Nel 1452 Malatesta Novello, signore di Cesena, fondò all'interno del convento di San Francesco la biblioteca che da lui prese il nome, facendo proprio il progetto dei frati di costruire una libraria ad uso del loro studium.
Per dotare la sua biblioteca di un corredo di volumi adeguati e consoni al progetto che si prefiggeva, il Novello promosse uno scrittorio che produsse nell'arco di circa un ventennio oltre centoventi codici.
La collezione è ispirata al modello umanistico sia nella scrittura in littera antiqua, anche se sono presenti codici in gotica o semi gotica, sia nei testi, che comprendono autori classici, Padri della Chiesa e opere greche in traduzione, con particolare predilezione per gli storici e per le scoperte degli umanisti contemporanei.
Tra gli amanuensi ricordiamo Jean d'Epinal (Johannes Antonii de Spinalo), che copiò almeno trentasei codici firmandone una trentina, Jacopo della Pergola, la cui attività è documentabile attraverso i suoi codici datati fra il 1446 e il 1454, e al quale Malatesta Novello affidò la trascrizione di opere di grande impegno come lo splendido De civitate Dei di S. Agostino (D.IX.1), la Naturalis historia di Plinio (S.XI.1) e di due dei tre volumi delle Vitae di Plutarco (S.XV.1 e S.XV.2); inoltre Frate Francesco di Bartolomeo da Figline, che fu anche il primo custode della libraria. Tra i copisti malatestiani che per il loro lavoro si servirono generalmente dell'umanistica, ricordiamo anche Macario Veneto, che firmò il manoscritto D.III.1, contenente il Pentateuco e Andrea Catrinello da Genova, che sottoscrive uno dei codici da lui copiati, il giorno della morte di Malatesta Novello (20 novembre 1465).

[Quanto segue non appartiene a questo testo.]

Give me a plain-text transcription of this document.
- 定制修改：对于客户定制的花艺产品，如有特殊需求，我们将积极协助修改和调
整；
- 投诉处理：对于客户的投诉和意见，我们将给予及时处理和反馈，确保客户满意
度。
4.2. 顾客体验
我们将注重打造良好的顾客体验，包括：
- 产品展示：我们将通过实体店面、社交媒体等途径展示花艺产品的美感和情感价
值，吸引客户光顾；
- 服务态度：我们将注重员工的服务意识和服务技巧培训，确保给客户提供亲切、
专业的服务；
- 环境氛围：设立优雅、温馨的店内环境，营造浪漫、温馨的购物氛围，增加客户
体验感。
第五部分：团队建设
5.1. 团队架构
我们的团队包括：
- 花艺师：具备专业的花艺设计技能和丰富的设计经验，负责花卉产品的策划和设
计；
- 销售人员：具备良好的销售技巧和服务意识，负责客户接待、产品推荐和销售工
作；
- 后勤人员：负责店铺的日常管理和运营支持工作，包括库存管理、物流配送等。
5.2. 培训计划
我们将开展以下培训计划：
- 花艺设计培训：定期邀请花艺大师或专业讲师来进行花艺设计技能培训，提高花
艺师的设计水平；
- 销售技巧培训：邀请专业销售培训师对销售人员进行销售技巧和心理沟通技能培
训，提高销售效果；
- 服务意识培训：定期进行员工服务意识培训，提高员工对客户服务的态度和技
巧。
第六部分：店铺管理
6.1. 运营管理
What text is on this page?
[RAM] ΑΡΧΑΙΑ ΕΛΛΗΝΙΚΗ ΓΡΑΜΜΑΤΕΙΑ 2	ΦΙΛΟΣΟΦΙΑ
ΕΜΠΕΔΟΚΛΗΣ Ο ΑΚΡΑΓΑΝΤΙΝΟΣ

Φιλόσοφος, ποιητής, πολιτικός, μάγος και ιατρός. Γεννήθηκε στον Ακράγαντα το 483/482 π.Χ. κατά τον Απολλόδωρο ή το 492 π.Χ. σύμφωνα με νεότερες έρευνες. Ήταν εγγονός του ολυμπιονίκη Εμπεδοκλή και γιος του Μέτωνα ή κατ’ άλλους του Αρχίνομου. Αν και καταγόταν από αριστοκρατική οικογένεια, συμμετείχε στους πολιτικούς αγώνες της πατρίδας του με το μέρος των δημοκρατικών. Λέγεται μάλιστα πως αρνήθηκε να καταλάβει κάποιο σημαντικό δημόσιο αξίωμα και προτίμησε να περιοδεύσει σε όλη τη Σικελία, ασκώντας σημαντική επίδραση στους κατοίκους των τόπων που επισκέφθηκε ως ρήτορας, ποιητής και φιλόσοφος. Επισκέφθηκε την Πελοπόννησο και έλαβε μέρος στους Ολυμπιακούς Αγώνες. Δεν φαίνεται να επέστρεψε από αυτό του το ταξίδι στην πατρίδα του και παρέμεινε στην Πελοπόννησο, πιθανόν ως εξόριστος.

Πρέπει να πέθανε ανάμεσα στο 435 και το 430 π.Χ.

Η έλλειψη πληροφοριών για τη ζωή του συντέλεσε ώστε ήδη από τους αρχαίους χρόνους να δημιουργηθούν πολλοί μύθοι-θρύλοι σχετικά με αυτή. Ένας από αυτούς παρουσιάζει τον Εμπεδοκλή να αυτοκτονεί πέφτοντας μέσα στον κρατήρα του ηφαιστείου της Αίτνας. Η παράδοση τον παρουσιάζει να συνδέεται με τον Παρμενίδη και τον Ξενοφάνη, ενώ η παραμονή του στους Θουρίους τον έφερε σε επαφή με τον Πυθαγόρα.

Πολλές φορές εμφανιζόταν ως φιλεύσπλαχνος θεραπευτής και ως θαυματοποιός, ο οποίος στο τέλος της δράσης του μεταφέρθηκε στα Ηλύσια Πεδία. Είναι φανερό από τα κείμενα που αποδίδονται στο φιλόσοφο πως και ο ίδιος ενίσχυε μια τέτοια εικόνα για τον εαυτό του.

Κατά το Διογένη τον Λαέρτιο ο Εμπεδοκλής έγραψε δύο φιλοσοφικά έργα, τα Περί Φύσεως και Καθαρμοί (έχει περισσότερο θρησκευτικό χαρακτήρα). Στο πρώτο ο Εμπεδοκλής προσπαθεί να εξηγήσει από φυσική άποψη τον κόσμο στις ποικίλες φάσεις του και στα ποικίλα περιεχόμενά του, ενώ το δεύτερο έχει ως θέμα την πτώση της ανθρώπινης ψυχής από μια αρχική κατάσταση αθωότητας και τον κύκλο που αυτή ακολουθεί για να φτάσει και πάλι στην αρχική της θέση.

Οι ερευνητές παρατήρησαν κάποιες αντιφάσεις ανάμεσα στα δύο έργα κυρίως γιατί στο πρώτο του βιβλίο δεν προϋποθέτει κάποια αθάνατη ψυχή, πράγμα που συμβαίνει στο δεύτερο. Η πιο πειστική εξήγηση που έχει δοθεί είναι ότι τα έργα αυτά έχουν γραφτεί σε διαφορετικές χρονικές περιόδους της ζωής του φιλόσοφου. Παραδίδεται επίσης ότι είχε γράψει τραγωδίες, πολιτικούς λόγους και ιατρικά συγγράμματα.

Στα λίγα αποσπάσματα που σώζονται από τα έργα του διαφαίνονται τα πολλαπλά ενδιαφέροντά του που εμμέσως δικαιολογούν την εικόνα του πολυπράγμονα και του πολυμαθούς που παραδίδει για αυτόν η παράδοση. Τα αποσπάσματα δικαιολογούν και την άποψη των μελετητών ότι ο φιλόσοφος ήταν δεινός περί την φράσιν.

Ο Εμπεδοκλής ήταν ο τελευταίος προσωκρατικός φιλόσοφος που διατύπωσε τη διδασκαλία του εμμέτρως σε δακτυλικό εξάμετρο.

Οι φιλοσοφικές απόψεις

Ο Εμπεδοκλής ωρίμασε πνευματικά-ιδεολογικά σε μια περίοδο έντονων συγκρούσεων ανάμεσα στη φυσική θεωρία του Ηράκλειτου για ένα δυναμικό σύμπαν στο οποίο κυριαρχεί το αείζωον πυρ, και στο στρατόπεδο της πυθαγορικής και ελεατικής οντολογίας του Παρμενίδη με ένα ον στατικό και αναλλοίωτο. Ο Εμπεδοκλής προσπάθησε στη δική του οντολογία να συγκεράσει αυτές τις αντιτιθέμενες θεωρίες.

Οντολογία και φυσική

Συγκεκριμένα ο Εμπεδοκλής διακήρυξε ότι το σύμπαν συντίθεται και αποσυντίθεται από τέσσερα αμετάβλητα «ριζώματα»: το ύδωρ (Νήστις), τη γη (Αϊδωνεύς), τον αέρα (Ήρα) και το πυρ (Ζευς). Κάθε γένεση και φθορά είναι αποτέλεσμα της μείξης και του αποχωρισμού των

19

Insieme a questo gruppo di amanuensi, furono attivi alla corte del signore di Cesena scrittori nordici, che usarono la scrittura gotica. Tra questi, il tedesco Mathias Kuler, che nell'explicit del S.IX.3 si descrisse come amante della bella vita e dei piaceri in compagnia delle donne: "Amen. Bonum vinum in taberna, consortia mulierum consumpserunt omnia. Venite exultemus".
Voluta da un unico mecenate e realizzata in breve tempo, la raccolta ha un carattere fortemente sistematico, enciclopedico, perché destinata non al personale interesse del committente, ma agli studi di una comunità. Il carattere unitario si rivela anche nella decorazione dei manoscritti. L'ornato più volte usato è quello cosiddetto a "bianchi girari", vale a dire una decorazione a tralci bianchi su fondo a lacunari multicolori, che si intrecciano in nodi e volute attorno alle iniziali maiuscole o che corrono formando il fregio marginale della carta.
Malatesta Novello dichiara il suo ruolo di promotore, facendo apporre nella prima pagina di ogni codice il proprio stemma riccamente ornato all'antica e le iniziali M N dipinte o in oro o in altri colori entro un campo rettangolare a foglia d'oro.
I manoscritti commissionati o acquistati da Malatesta Novello (circa 150 esemplari) integrarono il preesistente fondo conventuale, composto da un numero di codici che non è stato ancora ben definito (verosimilmente tra i 50 e i 100), e probabilmente costituito già nel Trecento, ma ricco di codici ancora più antichi, come le Etymologiaedi Sant'Isidoro (S.XXI.5), del IX secolo. Si aggiunsero alla raccolta i testi di medicina e di scienze, ma anche di letteratura e filosofia, donati dal riminese Giovanni di Marco, medico di Malatesta Novello e come lui appassionato collezionista di codici. Dei 119 codici inventariati alla sua morte (1474) ed ereditati per testamento dalla Malatestiana, ne rimangono circa la metà (53). La parte mancante del fondo fu forse venduta per favorire nuovi acquisti oppure destinata alla libreria del convento, in seguito dispersa. Quattordici codici greci, acquistati molto probabilmente da Malatesta Novello a Costantinopoli, sette ebraici e altri donati al Novello, più qualche codice aggiunto nei secoli successivi completarono la raccolta, che conta 343 manoscritti.